Ed ecco il viaggio (Congedo del viaggiatore cerimonioso), parabola dell’esistenza che si approssima al termine della sua stazione. Il suo dolore non è mai solo suo, ha profondità universale, resta conosciuto e inconoscibile, in cui si soffre, come direbbe Giovanni Raboni, l’esilio dell’uomo dal luogo di tutti i luoghi. Un esilio da un anelito, si potrebbe dire: <<Uno dei tanti, anch’io. / un albero fulminato / dalla fuga di Dio>>. Caproni sembrerebbe scriverci dal deserto una lunga lettera di commiato con una valigia pesante (che assomiglia molto al fascio leopardiano del Canto Notturno) e un accenno di domanda potente: <<Lo abbiamo / lasciato passare dritto / davanti a noi // E solo / quand’è scomparso, il deserto / ci è apparso chiaro. // Che fare […] Abbiamo / scosso le spalle. Faremo, / ci siamo detti, senza / di lui. // Saremo, / magari, anche più forti e liberi. // Come i morti>>. Ma di lì in quel vuoto è apparso un limpido buio di grazia: <<Apparve (sulla trentina, / di strano colorito) un tizio/ (certo, di razza non latina) da me mai prima visto/ né conosciuto. // “Mi chiamo”, / mi fece, “Gesù Cristo”>>. Questa esigenza religiosa è radicale, anche se rimane nel sipario di interrogazione, di domanda d’origine.  Interroga quel Dio tanto lontano magari avvolto in una nube vuota d’osteria,e  poco più in là il territorio ‘buzzatianamente’ altro del mistero. Quel grande mare da cui veniamo e andiamo non sembra avere connotati né soluzione, il cuore gli dà la caccia (il franco cacciatore), teso ad affermare sì che non esiste significato ma che nulla di ciò che c’è, anche se perduto (res amissa) è in grado di cancellare il buco, il vuoto, il nome. I volti, le presenze vere allontanano il superfluo, i moralismi facili, si intinge di amore verso le cose e le persone: per quanto tu ragioni c’è sempre un topo – un fiore- a scombinare la logica. Direi che tutto il ragionamento è perfetto, se non avessi davanti questo prato di trifoglio […] e il persistente blu della notte,  che fa emergere il guizzo di Dio.

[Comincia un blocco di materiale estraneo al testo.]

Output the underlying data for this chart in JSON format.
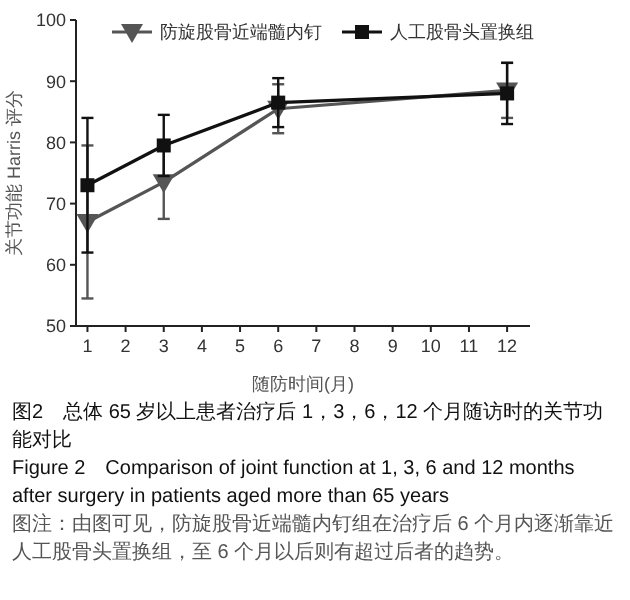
{
  "chart_data": {
    "type": "line",
    "xlabel": "随防时间(月)",
    "ylabel": "关节功能 Harris 评分",
    "x": [
      1,
      3,
      6,
      12
    ],
    "xlim": [
      0.7,
      12.6
    ],
    "xticks": [
      1,
      2,
      3,
      4,
      5,
      6,
      7,
      8,
      9,
      10,
      11,
      12
    ],
    "ylim": [
      50,
      100
    ],
    "yticks": [
      50,
      60,
      70,
      80,
      90,
      100
    ],
    "legend": "top",
    "grid": false,
    "series": [
      {
        "name": "防旋股骨近端髓内钉",
        "color": "#555555",
        "marker": "triangle",
        "values": [
          67,
          73.5,
          85.5,
          88.5
        ],
        "errors": [
          12.5,
          6,
          4,
          4.5
        ]
      },
      {
        "name": "人工股骨头置换组",
        "color": "#111111",
        "marker": "square",
        "values": [
          73,
          79.5,
          86.5,
          88
        ],
        "errors": [
          11,
          5,
          4,
          5
        ]
      }
    ],
    "annotations": [
      "图2　总体 65 岁以上患者治疗后 1，3，6，12 个月随访时的关节功能对比",
      "Figure 2　Comparison of joint function at 1, 3, 6 and 12 months after surgery in patients aged more than 65 years",
      "图注：由图可见，防旋股骨近端髓内钉组在治疗后 6 个月内逐渐靠近人工股骨头置换组，至 6 个月以后则有超过后者的趋势。"
    ]
  }
}
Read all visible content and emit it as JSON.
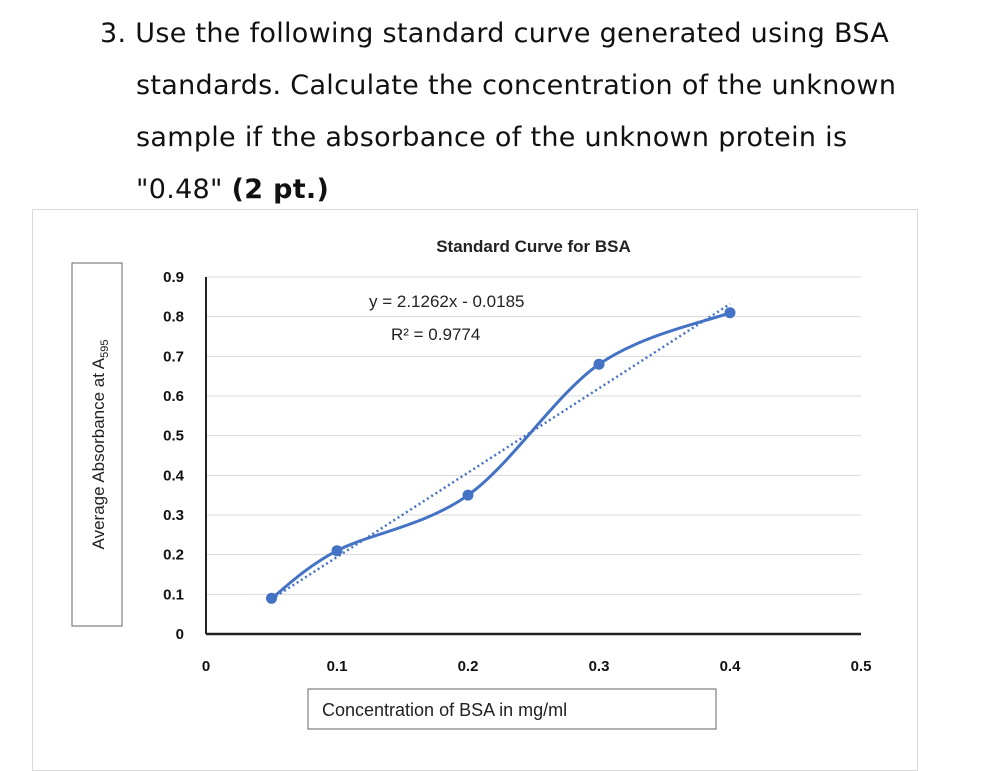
{
  "question": {
    "number": "3.",
    "line1": "Use the following standard curve generated using BSA",
    "line2": "standards. Calculate the concentration of the unknown",
    "line3": "sample if the absorbance of the unknown protein is",
    "line4_text": "\"0.48\"",
    "line4_points": "(2 pt.)"
  },
  "chart_data": {
    "type": "scatter",
    "title": "Standard Curve for BSA",
    "xlabel": "Concentration of BSA in mg/ml",
    "ylabel_main": "Average Absorbance at A",
    "ylabel_sub": "595",
    "xlim": [
      0,
      0.5
    ],
    "ylim": [
      0,
      0.9
    ],
    "x_ticks": [
      0,
      0.1,
      0.2,
      0.3,
      0.4,
      0.5
    ],
    "x_tick_labels": [
      "0",
      "0.1",
      "0.2",
      "0.3",
      "0.4",
      "0.5"
    ],
    "y_ticks": [
      0,
      0.1,
      0.2,
      0.3,
      0.4,
      0.5,
      0.6,
      0.7,
      0.8,
      0.9
    ],
    "y_tick_labels": [
      "0",
      "0.1",
      "0.2",
      "0.3",
      "0.4",
      "0.5",
      "0.6",
      "0.7",
      "0.8",
      "0.9"
    ],
    "grid": true,
    "series": [
      {
        "x": [
          0.05,
          0.1,
          0.2,
          0.3,
          0.4
        ],
        "y": [
          0.09,
          0.21,
          0.35,
          0.68,
          0.81
        ],
        "color": "#4472C4",
        "line": "smooth"
      }
    ],
    "trendline": {
      "slope": 2.1262,
      "intercept": -0.0185,
      "color": "#4472C4",
      "style": "dotted",
      "equation": "y = 2.1262x - 0.0185",
      "r2_label": "R² = 0.9774"
    }
  }
}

Ciò che aveva attraversato le strade dei suoi genitori e di sua madre, soprattutto, si rivede nel suo vertice prezioso: la donna amata. Non il vertice di un simbolo ma la consistenza di ciò che visivamente rende la terra preziosa e vivente, che accende il seme del piangere, pieno di nostalgia e stupore: <<Senza di te un albero / non sarebbe più un albero. / Nulla senza di te / sarebbe quello che è>>, ma dentro l’annichilimento di città e menzogne si impone una presenza vera: <<Il mare brucia le maschere, / le incendia il fuoco del sale. / Uomini pieni di maschere / avvampano sul litorale. / Tu sola potrai resistere/ nel rogo del carnevale. / Tu sola che senza maschere / nascondi l’arte di esistere>>. Quella donna vista come una luce di speranza dà vita all’orizzonte e attira sguardo e movimento: <<se il mondo prende colore/ e vita, lo devo a te, amore…>>, come un’origine visibile di identità.